> Great! It's good to see that J-LO does not suffer a memory leak here.
> I think there have to be a couple of sentences in the paper
> that explain
> this: because J-Lo does not have a facility for using
> bindings in advice, you can make all variable bindings a weak
> ref. The same does not hold true for tracematches. Also, for
> tracematches there is a potential problem of disjuncts
> leaking. Why does that not happen in JLO, do you know?
Hmm, to be honest I do not see why it exists in the TM implementation.
In J-LO all the data is held within the formulae. So whenever we do a
transition, we take the formula and build it's successor formula under
the given input propositions. At this time, whenever we evaluate a
proposition held in the formula which in the meantime lost a binding
(the proposition has an internal counter to identify this), we evaluate
this proposition to "False", which means that it is on the one hand
semantically correct and on the other hand leads to elimination of the
proposition due to the way the successor formula is built (because
"False" AND "something" is "False" and "False" OR "something" is
"something"). Does that make sense?
So when exactly does this happen in the TM impl.?

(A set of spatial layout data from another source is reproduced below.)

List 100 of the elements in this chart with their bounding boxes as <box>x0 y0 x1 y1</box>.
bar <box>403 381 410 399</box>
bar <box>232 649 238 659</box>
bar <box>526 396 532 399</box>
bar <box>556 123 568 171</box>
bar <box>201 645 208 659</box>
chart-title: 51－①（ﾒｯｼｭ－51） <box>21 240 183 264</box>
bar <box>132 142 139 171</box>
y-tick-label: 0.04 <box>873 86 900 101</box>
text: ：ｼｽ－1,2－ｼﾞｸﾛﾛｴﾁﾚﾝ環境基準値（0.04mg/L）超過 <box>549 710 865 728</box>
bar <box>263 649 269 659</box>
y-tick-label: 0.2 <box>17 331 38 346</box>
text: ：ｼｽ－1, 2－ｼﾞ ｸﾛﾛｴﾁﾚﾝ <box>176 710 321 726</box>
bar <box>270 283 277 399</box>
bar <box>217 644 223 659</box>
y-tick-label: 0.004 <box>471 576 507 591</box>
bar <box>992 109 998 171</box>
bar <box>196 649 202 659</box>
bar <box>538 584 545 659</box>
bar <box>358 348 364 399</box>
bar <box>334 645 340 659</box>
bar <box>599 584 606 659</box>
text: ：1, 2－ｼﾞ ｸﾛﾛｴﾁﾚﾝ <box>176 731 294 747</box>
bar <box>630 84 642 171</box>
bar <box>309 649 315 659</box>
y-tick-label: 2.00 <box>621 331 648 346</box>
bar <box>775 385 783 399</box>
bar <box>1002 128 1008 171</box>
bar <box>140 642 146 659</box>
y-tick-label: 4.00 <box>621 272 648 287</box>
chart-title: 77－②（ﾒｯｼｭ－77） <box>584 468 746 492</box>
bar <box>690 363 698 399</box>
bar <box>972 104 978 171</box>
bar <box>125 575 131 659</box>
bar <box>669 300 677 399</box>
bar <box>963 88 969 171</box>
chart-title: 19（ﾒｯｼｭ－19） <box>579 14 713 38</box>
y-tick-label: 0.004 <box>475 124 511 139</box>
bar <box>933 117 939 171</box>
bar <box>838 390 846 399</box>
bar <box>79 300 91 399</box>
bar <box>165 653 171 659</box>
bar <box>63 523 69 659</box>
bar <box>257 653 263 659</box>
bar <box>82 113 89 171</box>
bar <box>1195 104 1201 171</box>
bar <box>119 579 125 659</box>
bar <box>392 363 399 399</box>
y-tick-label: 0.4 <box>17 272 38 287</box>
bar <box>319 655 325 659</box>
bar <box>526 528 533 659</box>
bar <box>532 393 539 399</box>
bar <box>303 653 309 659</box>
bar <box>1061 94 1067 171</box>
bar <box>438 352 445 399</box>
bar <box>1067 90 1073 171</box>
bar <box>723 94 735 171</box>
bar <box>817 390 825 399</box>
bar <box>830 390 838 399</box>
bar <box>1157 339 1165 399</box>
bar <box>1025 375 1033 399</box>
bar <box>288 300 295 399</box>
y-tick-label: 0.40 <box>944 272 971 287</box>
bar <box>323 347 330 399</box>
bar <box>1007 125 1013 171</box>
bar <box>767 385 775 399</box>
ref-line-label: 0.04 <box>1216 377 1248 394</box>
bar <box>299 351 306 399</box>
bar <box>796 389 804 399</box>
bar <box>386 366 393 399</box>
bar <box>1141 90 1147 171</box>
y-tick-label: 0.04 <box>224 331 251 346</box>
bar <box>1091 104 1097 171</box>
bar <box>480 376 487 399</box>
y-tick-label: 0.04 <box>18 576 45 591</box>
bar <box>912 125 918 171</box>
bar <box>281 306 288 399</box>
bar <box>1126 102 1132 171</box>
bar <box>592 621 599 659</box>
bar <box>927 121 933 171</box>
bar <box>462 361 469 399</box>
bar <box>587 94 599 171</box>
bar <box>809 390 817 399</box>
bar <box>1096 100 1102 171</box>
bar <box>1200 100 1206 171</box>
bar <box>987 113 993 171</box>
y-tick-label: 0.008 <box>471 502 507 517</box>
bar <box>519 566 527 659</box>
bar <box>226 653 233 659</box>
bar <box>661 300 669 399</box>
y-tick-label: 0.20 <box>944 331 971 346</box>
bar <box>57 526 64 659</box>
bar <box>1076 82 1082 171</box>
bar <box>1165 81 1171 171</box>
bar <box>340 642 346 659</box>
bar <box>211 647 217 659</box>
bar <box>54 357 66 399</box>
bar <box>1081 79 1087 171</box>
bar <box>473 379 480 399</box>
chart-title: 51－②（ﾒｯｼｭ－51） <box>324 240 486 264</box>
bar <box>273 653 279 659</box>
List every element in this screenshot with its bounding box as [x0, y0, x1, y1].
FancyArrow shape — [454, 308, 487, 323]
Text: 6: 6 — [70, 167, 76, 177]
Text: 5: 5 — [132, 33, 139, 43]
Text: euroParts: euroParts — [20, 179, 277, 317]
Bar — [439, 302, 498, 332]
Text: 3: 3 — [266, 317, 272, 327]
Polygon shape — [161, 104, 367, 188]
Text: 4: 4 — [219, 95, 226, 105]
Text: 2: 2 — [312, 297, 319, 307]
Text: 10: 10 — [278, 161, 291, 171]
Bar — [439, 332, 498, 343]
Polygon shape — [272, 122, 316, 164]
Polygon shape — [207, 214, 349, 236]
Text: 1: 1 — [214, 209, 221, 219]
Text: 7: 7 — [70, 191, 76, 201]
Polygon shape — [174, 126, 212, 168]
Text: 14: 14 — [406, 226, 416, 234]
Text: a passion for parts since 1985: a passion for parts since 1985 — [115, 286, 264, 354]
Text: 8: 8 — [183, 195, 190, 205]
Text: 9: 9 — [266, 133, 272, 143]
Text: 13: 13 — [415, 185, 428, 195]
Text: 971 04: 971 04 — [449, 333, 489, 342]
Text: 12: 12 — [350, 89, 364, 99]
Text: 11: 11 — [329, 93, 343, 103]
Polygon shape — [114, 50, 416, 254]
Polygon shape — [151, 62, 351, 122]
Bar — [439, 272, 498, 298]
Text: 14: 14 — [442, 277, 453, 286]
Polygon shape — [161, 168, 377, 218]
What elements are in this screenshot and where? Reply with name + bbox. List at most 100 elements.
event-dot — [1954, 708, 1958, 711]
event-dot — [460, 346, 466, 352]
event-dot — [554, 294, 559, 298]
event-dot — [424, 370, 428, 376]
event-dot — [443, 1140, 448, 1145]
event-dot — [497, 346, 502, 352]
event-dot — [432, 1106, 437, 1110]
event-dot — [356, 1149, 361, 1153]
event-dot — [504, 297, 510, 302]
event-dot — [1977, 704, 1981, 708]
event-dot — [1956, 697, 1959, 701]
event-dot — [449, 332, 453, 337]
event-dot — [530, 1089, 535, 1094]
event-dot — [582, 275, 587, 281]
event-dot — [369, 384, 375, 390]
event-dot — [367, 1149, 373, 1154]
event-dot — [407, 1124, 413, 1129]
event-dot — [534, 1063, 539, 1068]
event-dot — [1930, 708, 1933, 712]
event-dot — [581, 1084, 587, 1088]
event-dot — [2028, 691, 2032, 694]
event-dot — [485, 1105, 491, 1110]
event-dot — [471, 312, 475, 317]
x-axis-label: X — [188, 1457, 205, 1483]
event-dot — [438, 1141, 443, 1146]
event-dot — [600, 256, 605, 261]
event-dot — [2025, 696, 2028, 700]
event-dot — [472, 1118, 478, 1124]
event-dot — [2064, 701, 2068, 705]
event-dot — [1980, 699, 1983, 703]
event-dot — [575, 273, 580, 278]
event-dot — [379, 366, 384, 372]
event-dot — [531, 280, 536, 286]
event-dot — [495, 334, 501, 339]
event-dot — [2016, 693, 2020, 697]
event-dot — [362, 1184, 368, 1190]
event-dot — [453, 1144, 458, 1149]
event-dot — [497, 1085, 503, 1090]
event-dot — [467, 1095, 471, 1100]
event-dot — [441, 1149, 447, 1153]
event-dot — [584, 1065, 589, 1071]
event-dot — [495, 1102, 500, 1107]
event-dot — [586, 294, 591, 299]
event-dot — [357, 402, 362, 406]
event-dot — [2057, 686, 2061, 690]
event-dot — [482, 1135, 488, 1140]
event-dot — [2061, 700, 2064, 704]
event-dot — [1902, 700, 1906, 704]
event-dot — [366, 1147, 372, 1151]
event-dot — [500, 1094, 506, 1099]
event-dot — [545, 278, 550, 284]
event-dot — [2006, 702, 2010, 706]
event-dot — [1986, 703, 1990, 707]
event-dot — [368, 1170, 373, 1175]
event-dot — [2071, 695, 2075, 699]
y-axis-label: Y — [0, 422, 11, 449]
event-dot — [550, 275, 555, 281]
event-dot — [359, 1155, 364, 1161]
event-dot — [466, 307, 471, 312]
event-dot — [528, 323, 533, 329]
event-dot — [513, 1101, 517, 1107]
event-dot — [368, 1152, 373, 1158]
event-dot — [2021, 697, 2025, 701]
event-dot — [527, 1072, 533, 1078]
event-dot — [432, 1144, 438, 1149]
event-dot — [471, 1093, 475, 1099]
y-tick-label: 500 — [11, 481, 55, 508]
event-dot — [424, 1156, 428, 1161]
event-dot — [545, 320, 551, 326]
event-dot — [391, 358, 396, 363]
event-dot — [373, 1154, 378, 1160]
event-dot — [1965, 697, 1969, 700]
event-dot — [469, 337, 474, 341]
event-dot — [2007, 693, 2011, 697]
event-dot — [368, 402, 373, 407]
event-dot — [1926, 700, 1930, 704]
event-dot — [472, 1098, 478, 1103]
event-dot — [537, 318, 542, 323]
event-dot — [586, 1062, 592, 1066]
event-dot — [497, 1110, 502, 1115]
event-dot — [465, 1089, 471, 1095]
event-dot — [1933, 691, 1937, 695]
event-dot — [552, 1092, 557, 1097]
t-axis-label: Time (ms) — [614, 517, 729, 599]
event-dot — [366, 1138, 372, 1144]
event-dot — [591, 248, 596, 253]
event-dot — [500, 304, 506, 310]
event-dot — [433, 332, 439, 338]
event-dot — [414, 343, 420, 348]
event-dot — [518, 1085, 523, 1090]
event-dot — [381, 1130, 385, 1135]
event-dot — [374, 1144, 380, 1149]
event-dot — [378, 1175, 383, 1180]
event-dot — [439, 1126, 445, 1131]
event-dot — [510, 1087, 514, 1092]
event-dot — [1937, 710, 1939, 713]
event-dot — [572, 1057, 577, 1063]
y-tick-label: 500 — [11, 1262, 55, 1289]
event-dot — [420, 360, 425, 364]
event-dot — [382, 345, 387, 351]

> In any event, I think this is pretty strong evidence for the
> conclusion I prematurely wrote into the paper, namely that
> the #1 difference between the tm implementation and J-LO is
> the level of specialisation.
> Do you agree with this?
Yes, I would say exactly the same.
> Hm, calling gc does make a difference for the tm picture,
> making it a nice smooth line taking away any strange peaks.
> So I don't quite understand what is going on with your peaks.
Me neither. If I have the time I will try to investigate this further.